The fact the Stab movies are so popular is an illustration of how sick the culture is in the Scream world. They're, essentially, true crime slasher movies. An illustration of the cultural sickness may be how all of the students wanted to see their Principal's horrifically maimed body.
What may be obvious to some but struck me was the reason movie tropes are so important is that everyone is indirectly or directly tied to film somehow but Billy and his mom. Most of the killers want to be touched by fame so they go to an obvious but psychotic source. Likewise, many of the people around the killers are fame obsessed themselves.
Ghostface, no matter the identity, is a terrible killer. His victims are constantly kicking him and damn near getting away. Who is the one person Ghostface kills nice and smooth, no muss, no fuss? Billy, in Scream 1. Hint to the viewer that his death isn't what it appears.
In Scream 4 after Jill is revealed to be one of the killers, she goes through a lot of trouble to pull off a Wounded Gazelle Gambit. It makes you feel a tad bit sorry for her that the whole thing would go bust, and probably sooner rather than later, given that she grabbed the Idiot Ball immediately before she started kicking the crap out of herself. Her newfound fame would have vanished and she'd of likely ended up in jail or institutionalized if she was lucky. Anyone who watches Lifetime (and certainly a detective or forensics expert) knows that shooting a man in the groin is not a defense wound. It's a revenge wound. Gazelle Gambit fail.
Of course, she probably could have passed it off as a wound Charlie inflicted, claiming that the two had both been the killer and that Charlie double-crossed Trevor, being jealous of Trevor's relationship with Jill. She did think pretty much everything else through, after all.
At first it seems strange that Ghostface doesn't kill Gale, even though he had a chance, instead choosing to wound her. It makes a lot more sense once you realize that Jill not only wants to steal Sidney's "celebrity victim" fame, but also her friends.
The supposed Ending Fatigue in 4. They discuss how the original ending in the first film will be the false ending in this one.
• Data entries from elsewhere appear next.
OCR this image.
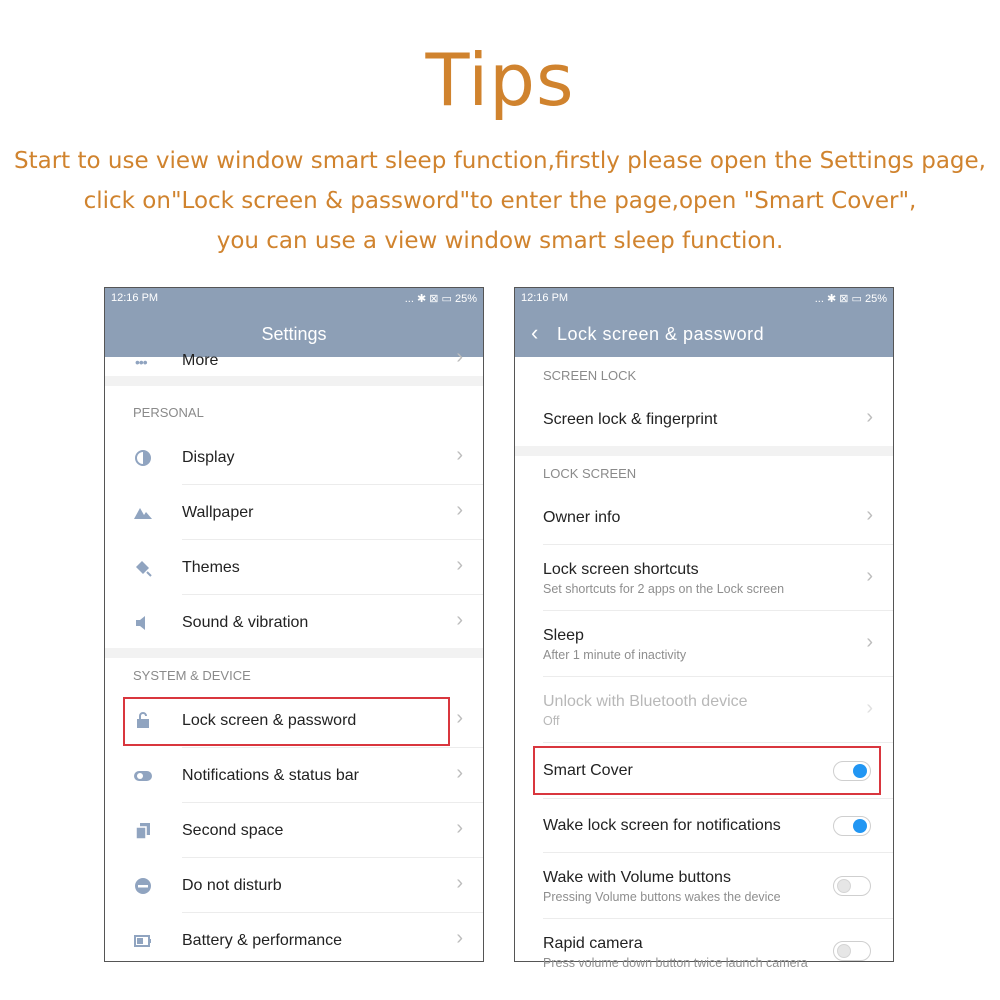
Tips
Start to use view window smart sleep function,firstly please open the Settings page,
click on"Lock screen & password"to enter the page,open "Smart Cover",
you can use a view window smart sleep function.
12:16 PM	... ✱ ⊠ ▭ 25%
Settings
••• More	›
PERSONAL
Display	›
Wallpaper	›
Themes	›
Sound & vibration	›
SYSTEM & DEVICE
Lock screen & password	›
Notifications & status bar	›
Second space	›
Do not disturb	›
Battery & performance	›
12:16 PM	... ✱ ⊠ ▭ 25%
‹ Lock screen & password
SCREEN LOCK
Screen lock & fingerprint	›
LOCK SCREEN
Owner info	›
Lock screen shortcuts
Set shortcuts for 2 apps on the Lock screen
›
Sleep
After 1 minute of inactivity
›
Unlock with Bluetooth device
Off
›
Smart Cover
Wake lock screen for notifications
Wake with Volume buttons
Pressing Volume buttons wakes the device
Rapid camera
Press volume down button twice launch camera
They say that the party is the false ending. However the original film's ending was the house, therefore the house is the false ending in 4. Thus the extra bit at the hospital.
Billy's callous disregard for Maureen's death, evidenced by him telling Sidney (her daughter) that she should just "get over it already" makes perfect sense considering that he's the one who killed her.
As noted above, Ghostface is a lot worse at killing people than other slashers. Why is this? Because the Scream series is a Deconstruction of Slasher films! The victims are not Too Dumb to Live, unlike other slasher victims.